不用意な言葉は意見の食い違いや対立を生んでしまう。それを恐れて必要以上に慎重になってしまってたが、そればかりも言ってられない。
「手紙では情報交換してても、細かい所までは共有できないから」
「そうだね。以前のように完全な共有は難しくても、特にこういう状況の時は出来る範囲でしておきたい」
共有は複数の人間が介在する時に行うこと。一人であった頃に対しては、そういう表現にはならないはず。――いや、小さな事に神経を尖らせ過ぎだ。
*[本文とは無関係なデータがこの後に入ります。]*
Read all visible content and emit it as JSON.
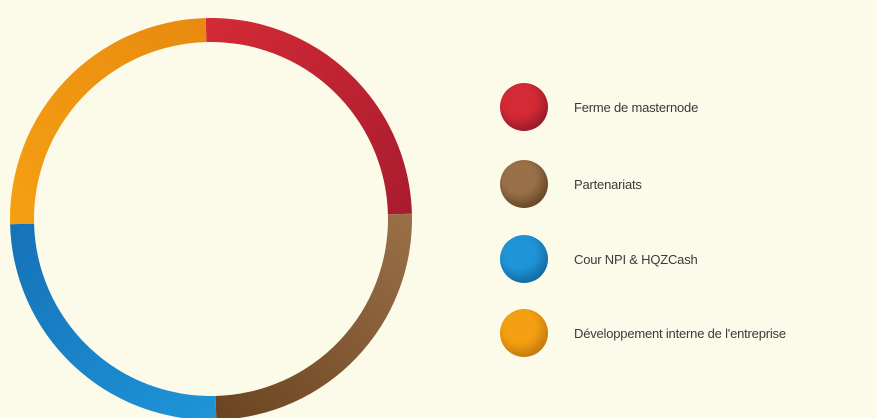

「それと、少なくとも退院して日常生活に問題なくなるまでは、もちろん過剰に関わって周囲の目を引かない程度までだけどサポートするつもりだ」
「それは助かるよ」
それから先は――。
「別にそんな風に期間を決めなくても、こちらからも今後何か助けられることがあったらサポートするよ」
「あ、ありがとう。頼むよ」
意外だった。こちらの考えに譲歩してくれたのかもしれない。
「自分の方からは……そうだね、莉子は前半は見ていた通りだったけど、後半は調子を取り戻してずっとしゃべってたね」
「いつも通りだな」
「昨日も来てくれてて、芽衣もすごく心配してたって教えてくれた」
芽衣? 奈良原さんの事か。
「あとはこの前のテストの愚痴とか噂話とか、お正月前に来たけどしっかりお年玉は手に入れたとか」
テストか。勉強は手につかなかったけど、とりあえず今回の分は今までの貯金で何とかした。これから先の事は進路も含めて考えないと。
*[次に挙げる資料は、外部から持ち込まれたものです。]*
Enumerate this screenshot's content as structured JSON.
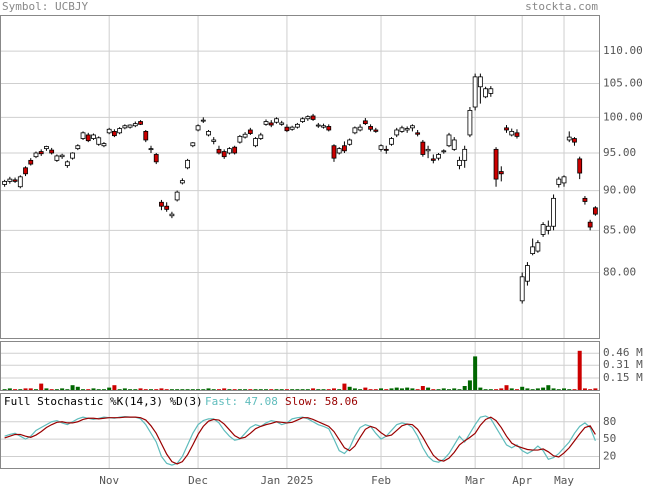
{
  "header": {
    "symbol": "Symbol: UCBJY",
    "site": "stockta.com"
  },
  "chart_data": [
    {
      "type": "candlestick",
      "categories": [
        null,
        null,
        null,
        null,
        null,
        null,
        null,
        null,
        null,
        null,
        null,
        null,
        null,
        null,
        null,
        null,
        null,
        null,
        null,
        null,
        "Nov",
        null,
        null,
        null,
        null,
        null,
        null,
        null,
        null,
        null,
        null,
        null,
        null,
        null,
        null,
        null,
        null,
        "Dec",
        null,
        null,
        null,
        null,
        null,
        null,
        null,
        null,
        null,
        null,
        null,
        null,
        null,
        null,
        null,
        null,
        "Jan 2025",
        null,
        null,
        null,
        null,
        null,
        null,
        null,
        null,
        null,
        null,
        null,
        null,
        null,
        null,
        null,
        null,
        null,
        "Feb",
        null,
        null,
        null,
        null,
        null,
        null,
        null,
        null,
        null,
        null,
        null,
        null,
        null,
        null,
        null,
        null,
        null,
        "Mar",
        null,
        null,
        null,
        null,
        null,
        null,
        null,
        null,
        "Apr",
        null,
        null,
        null,
        null,
        null,
        null,
        null,
        "May",
        null,
        null,
        null,
        null,
        null,
        null
      ],
      "ohlc": [
        [
          90.8,
          91.4,
          90.5,
          91.2
        ],
        [
          91.2,
          91.8,
          90.9,
          91.5
        ],
        [
          91.4,
          91.7,
          91.0,
          91.2
        ],
        [
          90.5,
          92.0,
          90.3,
          91.8
        ],
        [
          93.0,
          93.2,
          91.9,
          92.2
        ],
        [
          94.0,
          94.3,
          93.3,
          93.5
        ],
        [
          94.5,
          95.2,
          94.3,
          95.0
        ],
        [
          95.2,
          95.5,
          94.6,
          94.9
        ],
        [
          95.6,
          96.0,
          95.3,
          95.9
        ],
        [
          95.4,
          95.7,
          94.8,
          95.0
        ],
        [
          94.0,
          94.8,
          93.8,
          94.6
        ],
        [
          94.5,
          94.9,
          94.2,
          94.7
        ],
        [
          93.3,
          94.0,
          93.0,
          93.8
        ],
        [
          94.3,
          95.1,
          94.1,
          95.0
        ],
        [
          95.6,
          96.2,
          95.4,
          96.0
        ],
        [
          97.0,
          98.0,
          96.8,
          97.8
        ],
        [
          97.5,
          97.8,
          96.5,
          96.7
        ],
        [
          97.0,
          97.7,
          96.8,
          97.5
        ],
        [
          96.2,
          97.3,
          96.0,
          97.1
        ],
        [
          96.0,
          96.5,
          95.8,
          96.3
        ],
        [
          97.8,
          98.5,
          97.6,
          98.3
        ],
        [
          98.0,
          98.3,
          97.2,
          97.4
        ],
        [
          97.8,
          98.6,
          97.6,
          98.4
        ],
        [
          98.5,
          99.0,
          98.3,
          98.8
        ],
        [
          98.6,
          99.0,
          98.4,
          98.9
        ],
        [
          98.8,
          99.4,
          98.6,
          99.1
        ],
        [
          99.4,
          99.6,
          98.9,
          99.0
        ],
        [
          98.0,
          98.2,
          96.5,
          96.8
        ],
        [
          95.5,
          96.0,
          95.0,
          95.6
        ],
        [
          94.8,
          95.0,
          93.5,
          93.8
        ],
        [
          88.5,
          88.8,
          87.5,
          88.0
        ],
        [
          88.0,
          88.5,
          87.3,
          87.6
        ],
        [
          86.8,
          87.3,
          86.5,
          87.0
        ],
        [
          88.8,
          90.0,
          88.6,
          89.8
        ],
        [
          91.0,
          91.6,
          90.8,
          91.3
        ],
        [
          93.0,
          94.2,
          92.8,
          94.0
        ],
        [
          96.0,
          96.5,
          95.8,
          96.4
        ],
        [
          98.2,
          99.0,
          98.0,
          98.8
        ],
        [
          99.5,
          100.0,
          99.2,
          99.6
        ],
        [
          97.5,
          98.2,
          97.3,
          98.0
        ],
        [
          96.6,
          97.2,
          96.2,
          96.8
        ],
        [
          95.5,
          96.0,
          94.8,
          95.0
        ],
        [
          95.2,
          95.5,
          94.2,
          94.5
        ],
        [
          95.0,
          95.8,
          94.8,
          95.6
        ],
        [
          95.8,
          96.0,
          94.8,
          95.0
        ],
        [
          96.5,
          97.5,
          96.3,
          97.3
        ],
        [
          97.2,
          97.9,
          97.0,
          97.6
        ],
        [
          98.2,
          98.5,
          97.5,
          97.7
        ],
        [
          96.0,
          97.2,
          95.8,
          97.0
        ],
        [
          97.0,
          97.8,
          96.8,
          97.5
        ],
        [
          99.0,
          99.7,
          98.8,
          99.4
        ],
        [
          99.2,
          99.6,
          98.6,
          98.9
        ],
        [
          99.3,
          100.0,
          99.1,
          99.8
        ],
        [
          99.0,
          99.5,
          98.8,
          99.2
        ],
        [
          98.6,
          99.0,
          97.9,
          98.1
        ],
        [
          98.3,
          98.8,
          98.1,
          98.6
        ],
        [
          98.6,
          99.2,
          98.4,
          99.0
        ],
        [
          99.4,
          100.0,
          99.2,
          99.8
        ],
        [
          99.8,
          100.3,
          99.5,
          100.1
        ],
        [
          100.2,
          100.5,
          99.5,
          99.7
        ],
        [
          98.8,
          99.2,
          98.5,
          98.9
        ],
        [
          98.6,
          99.1,
          98.4,
          98.8
        ],
        [
          98.7,
          99.0,
          98.0,
          98.2
        ],
        [
          96.0,
          96.2,
          93.8,
          94.3
        ],
        [
          95.0,
          95.8,
          94.8,
          95.6
        ],
        [
          96.0,
          96.6,
          95.0,
          95.3
        ],
        [
          96.2,
          97.0,
          96.0,
          96.8
        ],
        [
          97.8,
          98.7,
          97.6,
          98.5
        ],
        [
          98.2,
          99.0,
          98.0,
          98.6
        ],
        [
          99.5,
          99.9,
          98.9,
          99.1
        ],
        [
          98.7,
          99.0,
          98.0,
          98.3
        ],
        [
          98.2,
          98.5,
          97.8,
          98.0
        ],
        [
          95.5,
          96.2,
          95.2,
          96.0
        ],
        [
          95.5,
          96.0,
          94.9,
          95.4
        ],
        [
          96.2,
          97.2,
          96.0,
          97.0
        ],
        [
          97.5,
          98.5,
          97.2,
          98.2
        ],
        [
          98.0,
          98.8,
          97.8,
          98.5
        ],
        [
          98.2,
          98.7,
          97.8,
          98.4
        ],
        [
          98.5,
          99.0,
          98.0,
          98.8
        ],
        [
          97.8,
          98.2,
          97.3,
          97.6
        ],
        [
          96.5,
          96.8,
          94.5,
          94.8
        ],
        [
          95.3,
          96.0,
          94.3,
          95.5
        ],
        [
          94.2,
          94.8,
          93.6,
          94.0
        ],
        [
          94.3,
          95.0,
          94.0,
          94.8
        ],
        [
          95.2,
          95.5,
          94.9,
          95.3
        ],
        [
          96.0,
          97.8,
          95.8,
          97.5
        ],
        [
          95.5,
          97.2,
          95.3,
          96.8
        ],
        [
          93.3,
          94.5,
          92.8,
          94.0
        ],
        [
          94.0,
          96.0,
          93.0,
          95.5
        ],
        [
          97.5,
          101.5,
          97.2,
          101.0
        ],
        [
          101.5,
          106.5,
          101.0,
          106.0
        ],
        [
          104.5,
          106.5,
          102.0,
          106.0
        ],
        [
          103.0,
          104.5,
          102.8,
          104.2
        ],
        [
          103.5,
          104.6,
          103.0,
          104.2
        ],
        [
          95.5,
          95.8,
          90.5,
          91.5
        ],
        [
          92.5,
          93.2,
          91.2,
          92.2
        ],
        [
          98.5,
          98.9,
          97.8,
          98.2
        ],
        [
          97.5,
          98.4,
          97.3,
          98.0
        ],
        [
          97.8,
          98.3,
          97.0,
          97.3
        ],
        [
          76.8,
          80.0,
          76.5,
          79.5
        ],
        [
          79.0,
          81.2,
          78.5,
          80.8
        ],
        [
          82.2,
          84.0,
          82.0,
          83.0
        ],
        [
          82.5,
          83.8,
          82.3,
          83.5
        ],
        [
          84.5,
          86.0,
          84.2,
          85.7
        ],
        [
          85.0,
          86.2,
          84.5,
          85.5
        ],
        [
          85.5,
          89.5,
          85.0,
          89.0
        ],
        [
          90.8,
          91.8,
          90.4,
          91.5
        ],
        [
          91.0,
          92.0,
          90.5,
          91.8
        ],
        [
          96.8,
          98.0,
          96.5,
          97.2
        ],
        [
          97.0,
          97.2,
          96.0,
          96.5
        ],
        [
          94.2,
          94.5,
          91.5,
          92.3
        ],
        [
          89.0,
          89.3,
          88.2,
          88.6
        ],
        [
          86.0,
          86.3,
          85.0,
          85.4
        ],
        [
          87.8,
          88.0,
          86.8,
          87.0
        ]
      ],
      "ylim": [
        72.8,
        115.7
      ],
      "log_scale": true,
      "yticks": [
        {
          "value": 80,
          "label": "80.00"
        },
        {
          "value": 85,
          "label": "85.00"
        },
        {
          "value": 90,
          "label": "90.00"
        },
        {
          "value": 95,
          "label": "95.00"
        },
        {
          "value": 100,
          "label": "100.00"
        },
        {
          "value": 105,
          "label": "105.00"
        },
        {
          "value": 110,
          "label": "110.00"
        }
      ],
      "up_color": "#ffffff",
      "down_color": "#cc0000",
      "grid": true
    },
    {
      "type": "bar",
      "values": [
        0.01,
        0.02,
        0.01,
        0.01,
        0.02,
        0.02,
        0.01,
        0.08,
        0.02,
        0.01,
        0.01,
        0.02,
        0.01,
        0.06,
        0.04,
        0.01,
        0.01,
        0.02,
        0.01,
        0.01,
        0.03,
        0.06,
        0.01,
        0.02,
        0.01,
        0.01,
        0.02,
        0.01,
        0.01,
        0.01,
        0.02,
        0.01,
        0.01,
        0.01,
        0.01,
        0.01,
        0.01,
        0.01,
        0.01,
        0.02,
        0.01,
        0.01,
        0.02,
        0.01,
        0.01,
        0.01,
        0.01,
        0.01,
        0.01,
        0.01,
        0.01,
        0.01,
        0.01,
        0.01,
        0.01,
        0.01,
        0.01,
        0.01,
        0.01,
        0.02,
        0.01,
        0.01,
        0.01,
        0.02,
        0.01,
        0.08,
        0.04,
        0.02,
        0.01,
        0.03,
        0.01,
        0.01,
        0.02,
        0.01,
        0.02,
        0.03,
        0.02,
        0.03,
        0.02,
        0.01,
        0.05,
        0.03,
        0.01,
        0.01,
        0.02,
        0.01,
        0.02,
        0.01,
        0.05,
        0.12,
        0.42,
        0.03,
        0.01,
        0.01,
        0.01,
        0.02,
        0.06,
        0.02,
        0.01,
        0.04,
        0.02,
        0.01,
        0.02,
        0.03,
        0.06,
        0.02,
        0.01,
        0.02,
        0.01,
        0.01,
        0.49,
        0.02,
        0.01,
        0.02
      ],
      "ylim": [
        0,
        0.6
      ],
      "yticks": [
        {
          "value": 0.15,
          "label": "0.15 M"
        },
        {
          "value": 0.31,
          "label": "0.31 M"
        },
        {
          "value": 0.46,
          "label": "0.46 M"
        }
      ],
      "up_color": "#006600",
      "down_color": "#cc0000",
      "grid": true
    },
    {
      "type": "line",
      "title": "Full Stochastic %K(14,3) %D(3)",
      "series": [
        {
          "name": "Fast: 47.08",
          "color": "#5fbcbc",
          "values": [
            55,
            58,
            60,
            55,
            50,
            55,
            65,
            70,
            75,
            80,
            82,
            78,
            75,
            80,
            85,
            88,
            86,
            84,
            86,
            88,
            87,
            86,
            88,
            89,
            88,
            88,
            85,
            75,
            60,
            45,
            20,
            8,
            5,
            8,
            20,
            40,
            60,
            75,
            82,
            85,
            85,
            78,
            65,
            55,
            48,
            50,
            60,
            70,
            75,
            72,
            78,
            82,
            80,
            75,
            78,
            85,
            87,
            88,
            85,
            80,
            75,
            72,
            68,
            50,
            30,
            25,
            35,
            55,
            70,
            75,
            72,
            60,
            50,
            55,
            65,
            75,
            78,
            76,
            70,
            55,
            35,
            20,
            12,
            10,
            15,
            25,
            40,
            55,
            45,
            60,
            75,
            88,
            90,
            85,
            70,
            55,
            40,
            35,
            40,
            30,
            25,
            30,
            38,
            30,
            15,
            18,
            25,
            35,
            45,
            60,
            72,
            78,
            70,
            47.08
          ]
        },
        {
          "name": "Slow: 58.06",
          "color": "#990000",
          "values": [
            52,
            55,
            58,
            58,
            55,
            53,
            57,
            63,
            70,
            75,
            79,
            80,
            78,
            78,
            80,
            84,
            86,
            86,
            85,
            86,
            87,
            87,
            87,
            88,
            88,
            88,
            87,
            83,
            73,
            60,
            42,
            24,
            11,
            7,
            11,
            23,
            40,
            58,
            72,
            81,
            84,
            83,
            76,
            66,
            56,
            51,
            53,
            60,
            68,
            72,
            75,
            77,
            80,
            79,
            78,
            79,
            83,
            87,
            87,
            84,
            80,
            76,
            72,
            63,
            49,
            35,
            30,
            38,
            53,
            67,
            72,
            69,
            61,
            55,
            57,
            65,
            73,
            76,
            75,
            67,
            53,
            37,
            22,
            14,
            12,
            17,
            27,
            40,
            47,
            53,
            60,
            74,
            84,
            88,
            82,
            70,
            55,
            43,
            38,
            35,
            32,
            31,
            31,
            33,
            28,
            21,
            19,
            26,
            35,
            47,
            59,
            70,
            73,
            58.06
          ]
        }
      ],
      "ylim": [
        0,
        128
      ],
      "yticks": [
        20,
        50,
        80
      ],
      "grid": true
    }
  ]
}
「身体の方は可もなく不可もなくかな。足の事もあるし、この事故の怪我とは長い付き合いになりそう」
「分かっているだろうけど、焦らずに」
「そうするしかないよね」
そう言って美久は微笑む。
何か違和感がある。美久の仕草、表情、声。自分はこんな話し方だったろうか。過敏になっているだけならいいのだけど。しかし過去の一つの自分じゃなく、事故後の美久と比べてもどこか違う気がする。徐々に変化してきているのは分かっていても、それがはっきりと表れて来ると動揺を隠せない。誠側の自分はどうだ? 大きく変わってはいないと思いたい。だけど事故の当事者と第三者では、その気持ちに寄り添ったつもりでもその部分はずれが生じてしまう。
「これだったら誠の方が良かったかも。足が悪くない方がいいに決まってる」
ぽつりとつぶやく美久。その言葉には嘆きを含んでいるように聞こえる。